Zo eind 1982- begin 1983 raakten enkele geregelde bezoekers van het Ryksargyf te Leeuwarden (nu Tresoar) met elkaar in gesprek over een aantal zorgwekkende ontwikkelingen in het wereldje van archieven, lokaal-historici en genealogen. Waarover ging dit gesprek?
- het sterk toenemend aantal bezoekers van de archieven, in het bijzonder i.v.m. voorouderonderzoek.

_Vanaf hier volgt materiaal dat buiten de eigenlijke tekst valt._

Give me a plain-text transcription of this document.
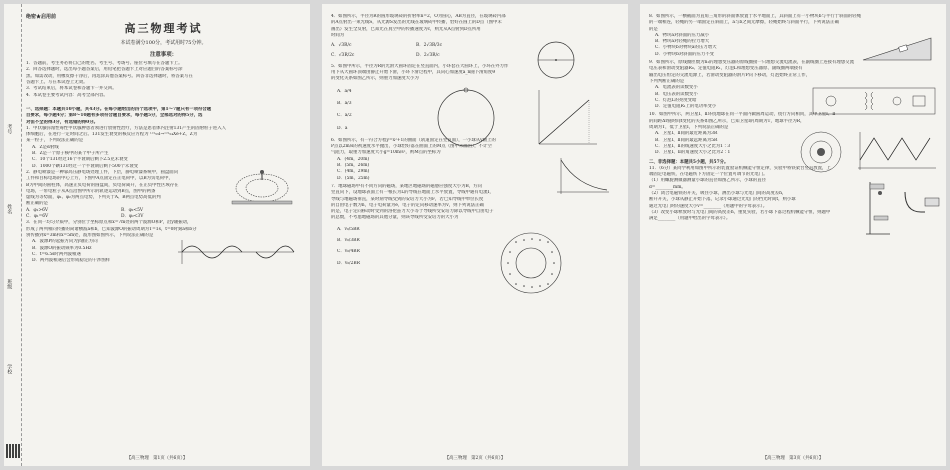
考号
姓名
班级
学校
绝密★启用前
高三物理考试
本试卷满分100分，考试用时75分钟。
注意事项：
1．答题前，考生务必将自己的姓名、考生号、考场号、座位号填写在答题卡上。
2．回答选择题时，选出每小题答案后，用铅笔把答题卡上对应题目的答案标号涂
黑。如需改动，用橡皮擦干净后，再选涂其他答案标号。回答非选择题时，将答案写在
答题卡上。写在本试卷上无效。
3．考试结束后，将本试卷和答题卡一并交回。
4．本试卷主要考试内容：高考全部内容。
一、选择题：本题共10小题，共43分。在每小题给出的四个选项中，第1～7题只有一项符合题
目要求，每小题4分；第8～10题有多项符合题目要求，每小题5分，全部选对的得5分，选
对但不全的得3分，有选错的得0分。
1．甲状腺弥漫性毒性甲状腺肿患者须进行放射性治疗，方法是患者体内注射131产生的固射粒子进入人
体细胞后，在进行一定时间之后。131发生衰变的核反应方程为 ¹³¹₅₃I→¹³¹₅₄Xe+Z，Z为
某一粒子，下列说法正确的是
A．Z是α射线
B．Z是一个原子核中的某个中子所产生
C．10个131经过16个半衰期后剩下2.5克未衰变
D．1000个碘131经过一个半衰期后剩下500个未衰变
2．静电喷漆是一种靠高压静电场处理工件，下层，静电喷漆系统中，圆盘面向
工件和目标电场的中心上方，下图中A点固定在正电荷中，以B为负电荷中，
B为中间的圆柱体，高速正负电荷的圆盘间，负电荷离开，在正负中性区域存在
电场，一带电粒子从A点沿图中所示的轨迹运动到B点，图中的两条
虚线为等势面，φ₁、φ₂为两点电势，下列关于A、B两点电势高低的判
断正确的是
A．φ₁>6V	B．φ₂<5V
C．φ₁=6V	D．φ₂<3V
3．在同一均匀介质中，分别位于坐标原点和x=7m处的两个波源O和P，沿y轴振动，
形成了两列相向传播的简谐横波a和b，已知波源O的振动周期为T=1s，t=0时刻a和b分
别传播到x=3m和x=5m处，波形图如图所示，下列说法正确的是
A．波源P的起振方向为y轴正方向
B．波源O的振动频率为0.5Hz
C．t=6.5s时两列波相遇
D．两列波相遇后会形成稳定的干涉图样
【高三物理　第1页（共6页）】
4．如图所示，半径为R的圆形玻璃砖的折射率n=2，O为圆心，AB为直径，在玻璃砖内部
的A点射出一束光线S，从光源S发出的光线在玻璃砖中传播，恰好在圆上的D点（图中未
画出）发生全反射，已知光在真空中的传播速度为c，则光从A点射到D点所用
时间为
A．√3R/c	B．2√3R/3c
C．√3R/2c	D．2√3R/c
5．如图甲所示，半径为R的光滑大圆环固定在竖直面内，小环套在大圆环上，小环在外力作
用下从大圆环顶端由静止开始下滑，小环下滑过程中，其向心加速度a_n随下滑角度θ
的变化关系如图乙所示，则重力加速度大小为
A．a/4
B．a/3
C．a/2
D．a
6．如图所示，有一符合方程y=x²+1的曲面（轨道固定在竖直面），一小球从y轴上的
P点以2m/s的初速度水平抛出，小球恰好落在曲面上的M点（图中未画出），不计空
气阻力，取重力加速度大小g=10m/s²，则M点的坐标为
A．(4m，20m)
B．(5m，26m)
C．(4m，29m)
D．(5m，25m)
7．地球磁场中有不同方向的磁场，某地区地磁场的磁感应强度大小为B，方向
竖直向下，设地球表面上有一根长为L的导线在地面上水平放置，导线中通有电流I，
导线与地磁场垂直，某时刻导线受到的安培力大小为F，若已知导线中单位长度
的自由电子数为n，电子电荷量为e，电子的定向移动速率为v，则下列说法正确
的是，电子定向移动时受到的洛伦兹力大小等于导线所受安培力除以导线中自由电子
的总数，不考虑地磁场的其他分量，则该导线所受安培力的大小为
A．v₀/5BR
B．v₀/3BR
C．v₀/4BR
D．v₀/2BR
【高三物理　第2页（共6页）】
8．如图所示，一横截面为直角三角形的斜面体放置于水平地面上，其斜面上有一小物块b与平行于斜面的轻绳
的一端相连，轻绳的另一端固定在斜面上，a与b之间无摩擦，轻绳始终与斜面平行，下列说法正确
的是
A．物块a对斜面的压力减小
B．物块a对轻绳的拉力增大
C．小物块b对物块a的压力增大
D．小物块b对斜面的压力不变
9．如图所示，原线圈匝数为n₁的理想变压器的原线圈接一只理想交流电流表，在副线圈上连接有理想交流
电压表和滑动变阻器R₀、定值电阻R₁，灯泡L和理想变压器原、副线圈两端接有
输出电压恒定的交流电源上，若滑动变阻器的滑片P向下移动，灯泡始终正常工作，
下列判断正确的是
A．电流表的读数变小
B．电压表的读数变小
C．灯泡L的亮度变暗
D．定值电阻R₁上的电功率变小
10．如图甲所示，两卫星Ⅰ、Ⅱ环绕地球在同一平面内做圆周运动，绕行方向相同，其中卫星Ⅰ、Ⅱ
的间距Δr随时间t变化的关系如图乙所示，已知卫星Ⅰ的周期为T，地球半径为R，
周期为T，低于卫星Ⅰ，下列说法正确的是
A．卫星Ⅰ、Ⅱ间的最近距离为3R
B．卫星Ⅰ、Ⅱ间的最远距离为5R
C．卫星Ⅰ、Ⅱ的线速度大小之比为1∶3
D．卫星Ⅰ、Ⅱ的角速度大小之比为2∶1
二、非选择题：本题共5小题，共57分。
11．（6分）某同学利用如图甲所示的装置验证机械能守恒定律，实验中将铁架台竖直放置，上
端固定电磁铁，在电磁铁下方固定一个位置可调节的光电门。
（1）用螺旋测微器测量小球的直径如图乙所示，小球的直径
d=________mm。
（2）闭合电磁铁的开关，吸住小球，测出小球与光电门间的高度差h，
断开开关，小球从静止开始下落，记录小球通过光电门的挡光时间t，则小球
通过光电门时的速度大小v=________（用题中的字母表示）。
（3）改变小球释放时与光电门间的高度差h，重复实验，若小球下落过程机械能守恒，则题中
满足________（用题中给出的字母表示）。
【高三物理　第3页（共6页）】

Hieruit vloeide een intensiever gebruik van het in de archieven aanwezig materiaal voort alsook de behoefte aan een intensievere begeleiding van beginnende gebruikers.
- het keuzeprobleem waarin de archieven geraakten: enerzijds eiste de overheid kwantificeerbare prestaties van de archieven (elk jaar zoveel bezoekers meer) en popularisering van bezoek; anderzijds waren bezuinigingen aan de orde van de dag.
Dit zou tot gevolg hebben dat de archieven overvraagd zouden worden (te veel bezoekers, te weinig personeel, te weinig ruimte, te weinig apparatuur) en dat het in de archieven bewaarde materiaal te snel zou slijten.
Weliswaar waren de archieven er toe overgegaan bepaalde bronnen door verfilming veilig te stellen, maar door gebrek aan financiën zou dat een zaak van lange adem zijn.
De bezorgde bezoekers waren van mening dat de archieven van Friesland in de geschetste situatie hulp verdienden, zowel met geld als met menskracht. Geld om de archieven in staat te stellen bepaalde apparatuur te kopen en menskracht om vrijwillig dat werk te verrichten waaraan de archieven zelf niet toekwamen.
Om dit te realiseren besloot men een eigen organisatie in het leven te roepen en zo werd de stichting FAF in 1983 opgericht.